The typical FTSE 100 chief executive was paid £4.7m in 2013, according to pay consultancy Manifest/MM&K, an increase from £4.1m the year before. The typical FTSE 100 employee earned around £33,000.
When measured against the average UK annual earnings, which stood at £27,000 last year according to government data, the comparison is even more stark – the top 100 executives earn 174 times more.
The arrival of contract security group G4S in the FTSE 100 in 2007 had a dramatic impact on pay figures. Wages at G4S were so low that the average salary at Britain's biggest companies fell from £31,000 to £26,000.
A decade before, in the late 1990s, FTSE 100 chief executives took home around £1m a year, 60 times the average annual earnings in Britain. By then, high pay was already the subject of heated debate.
In 1994, trade unionists grabbed headlines by bringing an 18-stone saddleback pig to the British Gas annual meeting, where it was fed treacle-covered £5 notes to demonstrate against a 75% pay rise for chief executive Cedric Brown.
That year, Brown's £475,000 in pay caused a national outrage but 18 years later, in 2012, Sir Frank Chapman earned nearly £6m in his final year running BG Group, the successor company to British Gas. Government statistics released this month showed wages fell for the first time since the 2009 recession during the April to June quarter this year. Pay, including bonuses, fell by 0.2%, despite a fall in the jobless rate.
Measures to curb executive pay were introduced by business secretary Vince Cable last year.
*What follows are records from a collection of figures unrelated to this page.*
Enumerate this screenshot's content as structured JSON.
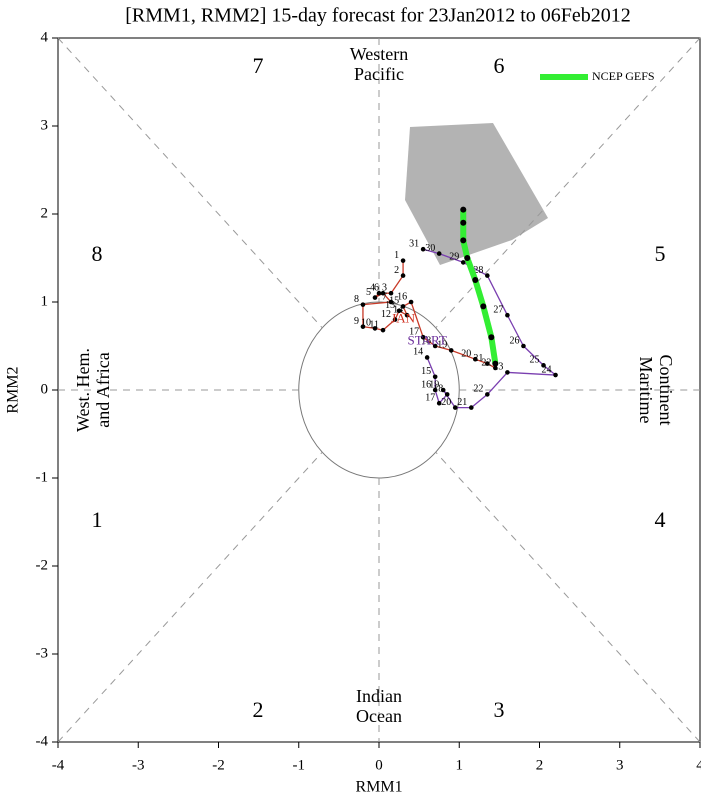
{
  "chart_data": {
    "type": "line",
    "title": "[RMM1, RMM2] 15-day forecast for 23Jan2012 to 06Feb2012",
    "xlabel": "RMM1",
    "ylabel": "RMM2",
    "xlim": [
      -4,
      4
    ],
    "ylim": [
      -4,
      4
    ],
    "xticks": [
      -4,
      -3,
      -2,
      -1,
      0,
      1,
      2,
      3,
      4
    ],
    "yticks": [
      -4,
      -3,
      -2,
      -1,
      0,
      1,
      2,
      3,
      4
    ],
    "legend": "upper right",
    "phase_labels": [
      "1",
      "2",
      "3",
      "4",
      "5",
      "6",
      "7",
      "8"
    ],
    "region_labels": [
      [
        "Western",
        "Pacific"
      ],
      [
        "Maritime",
        "Continent"
      ],
      [
        "Indian",
        "Ocean"
      ],
      [
        "West. Hem.",
        "and Africa"
      ]
    ],
    "annotations": [
      {
        "text": "START",
        "x": 0.6,
        "y": 0.55,
        "color": "#6a2c9a"
      },
      {
        "text": "JAN",
        "x": 0.3,
        "y": 0.8,
        "color": "#d03020"
      }
    ],
    "series": [
      {
        "color": "#7a3fb0",
        "x": [
          0.6,
          0.7,
          0.7,
          0.75,
          0.85,
          0.8,
          0.95,
          1.15,
          1.35,
          1.6,
          2.2,
          2.05,
          1.8,
          1.6,
          1.35,
          1.05,
          0.75,
          0.55
        ],
        "y": [
          0.37,
          0.15,
          0.0,
          -0.15,
          -0.05,
          0.0,
          -0.2,
          -0.2,
          -0.05,
          0.2,
          0.17,
          0.28,
          0.5,
          0.85,
          1.3,
          1.45,
          1.55,
          1.6
        ],
        "point_labels": [
          "14",
          "15",
          "16",
          "17",
          "18",
          "19",
          "20",
          "21",
          "22",
          "23",
          "24",
          "25",
          "26",
          "27",
          "28",
          "29",
          "30",
          "31"
        ]
      },
      {
        "color": "#c83a28",
        "x": [
          0.3,
          0.3,
          0.15,
          0.0,
          -0.05,
          0.05,
          0.15,
          -0.2,
          -0.2,
          -0.05,
          0.05,
          0.2,
          0.25,
          0.35,
          0.3,
          0.4,
          0.55,
          0.7,
          0.9,
          1.2,
          1.35,
          1.45
        ],
        "y": [
          1.47,
          1.3,
          1.1,
          1.1,
          1.05,
          1.1,
          1.0,
          0.97,
          0.72,
          0.7,
          0.68,
          0.8,
          0.9,
          0.85,
          0.95,
          1.0,
          0.6,
          0.5,
          0.45,
          0.35,
          0.3,
          0.25
        ],
        "point_labels": [
          "1",
          "2",
          "3",
          "4",
          "5",
          "6",
          "7",
          "8",
          "9",
          "10",
          "11",
          "12",
          "13",
          "14",
          "15",
          "16",
          "17",
          "18",
          "19",
          "20",
          "21",
          "22"
        ]
      },
      {
        "name": "NCEP GEFS",
        "color": "#33ee33",
        "x": [
          1.45,
          1.4,
          1.3,
          1.2,
          1.1,
          1.05,
          1.05,
          1.05
        ],
        "y": [
          0.3,
          0.6,
          0.95,
          1.25,
          1.5,
          1.7,
          1.9,
          2.05
        ]
      }
    ]
  }
}
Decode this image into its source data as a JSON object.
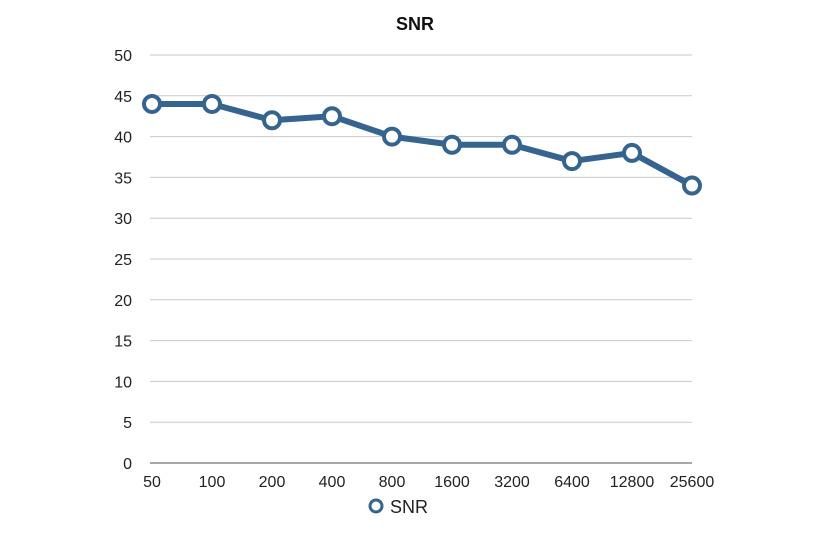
{
  "chart_data": {
    "type": "line",
    "title": "SNR",
    "categories": [
      "50",
      "100",
      "200",
      "400",
      "800",
      "1600",
      "3200",
      "6400",
      "12800",
      "25600"
    ],
    "series": [
      {
        "name": "SNR",
        "values": [
          44,
          44,
          42,
          42.5,
          40,
          39,
          39,
          37,
          38,
          34
        ],
        "color": "#35648f"
      }
    ],
    "ylim": [
      0,
      50
    ],
    "yticks": [
      0,
      5,
      10,
      15,
      20,
      25,
      30,
      35,
      40,
      45,
      50
    ],
    "grid": true,
    "legend": "bottom",
    "colors": {
      "grid": "#c9c9c9",
      "axis": "#8a8a8a",
      "text": "#222222",
      "marker_fill": "#ffffff"
    }
  }
}
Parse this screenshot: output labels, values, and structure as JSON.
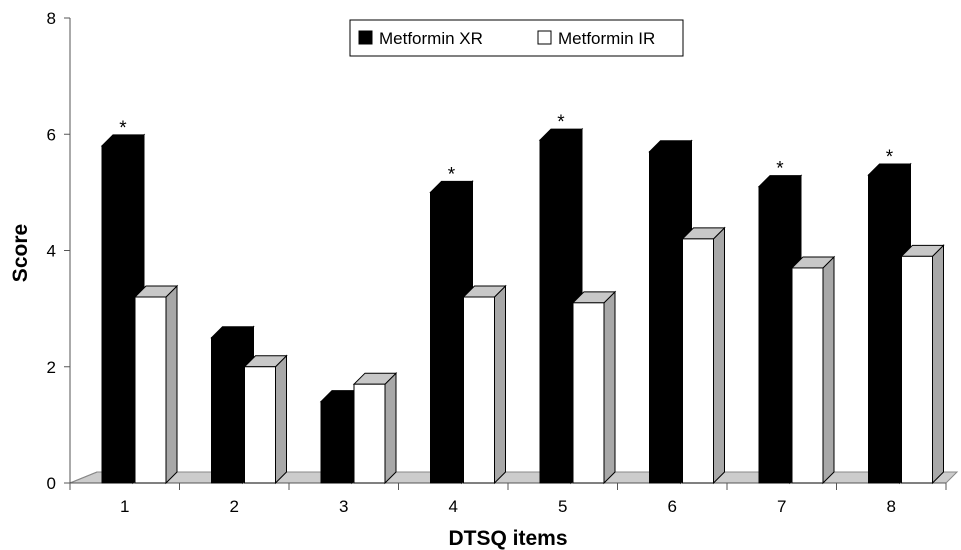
{
  "chart_data": {
    "type": "bar",
    "title": "",
    "xlabel": "DTSQ items",
    "ylabel": "Score",
    "ylim": [
      0,
      8
    ],
    "yticks": [
      "0",
      "2",
      "4",
      "6",
      "8"
    ],
    "categories": [
      "1",
      "2",
      "3",
      "4",
      "5",
      "6",
      "7",
      "8"
    ],
    "series": [
      {
        "name": "Metformin XR",
        "color": "#000000",
        "values": [
          5.8,
          2.5,
          1.4,
          5.0,
          5.9,
          5.7,
          5.1,
          5.3
        ]
      },
      {
        "name": "Metformin IR",
        "color": "#ffffff",
        "values": [
          3.2,
          2.0,
          1.7,
          3.2,
          3.1,
          4.2,
          3.7,
          3.9
        ]
      }
    ],
    "annotations": [
      {
        "category": "1",
        "text": "*"
      },
      {
        "category": "4",
        "text": "*"
      },
      {
        "category": "5",
        "text": "*"
      },
      {
        "category": "7",
        "text": "*"
      },
      {
        "category": "8",
        "text": "*"
      }
    ],
    "legend_position": "top-center",
    "grid": false,
    "style": "3d-bar"
  }
}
Companies must now publish in their annual report a clear single figure for how much their senior executives earn each year, and shareholders have been given binding votes on pay.
But campaigners are demanding more radical measures to tackle the widening gap between the UK's select group of well rewarded executives and its 30 million-strong labour force.
Wilson called for worker representation on company boards and remuneration committees, a legally binding target for a reduction in inequality, and the introduction of a maximum pay ratio. At the retailer John Lewis, the ratio is capped at 75:1. At TSB bank, it is 65:1.
A spokesman for the Department for Business, Innovation and Skills said: "The government has introduced comprehensive reforms to give shareholders more powers in order to restore the link between top pay and performance, which in recent years has become excessive and increasingly disconnected.
"In October 2013 new laws reforming the governance of top pay came into force, boosting transparency by arming shareholders with more information and giving them the power to hold companies to account.
"Business secretary Vince Cable also wrote to all the members of the remuneration committees back in April urging restraint, and while we will need to wait until the end of the [annual meeting] season before we can reflect on the full impact of these actions, many firms have already seen top pay voted down."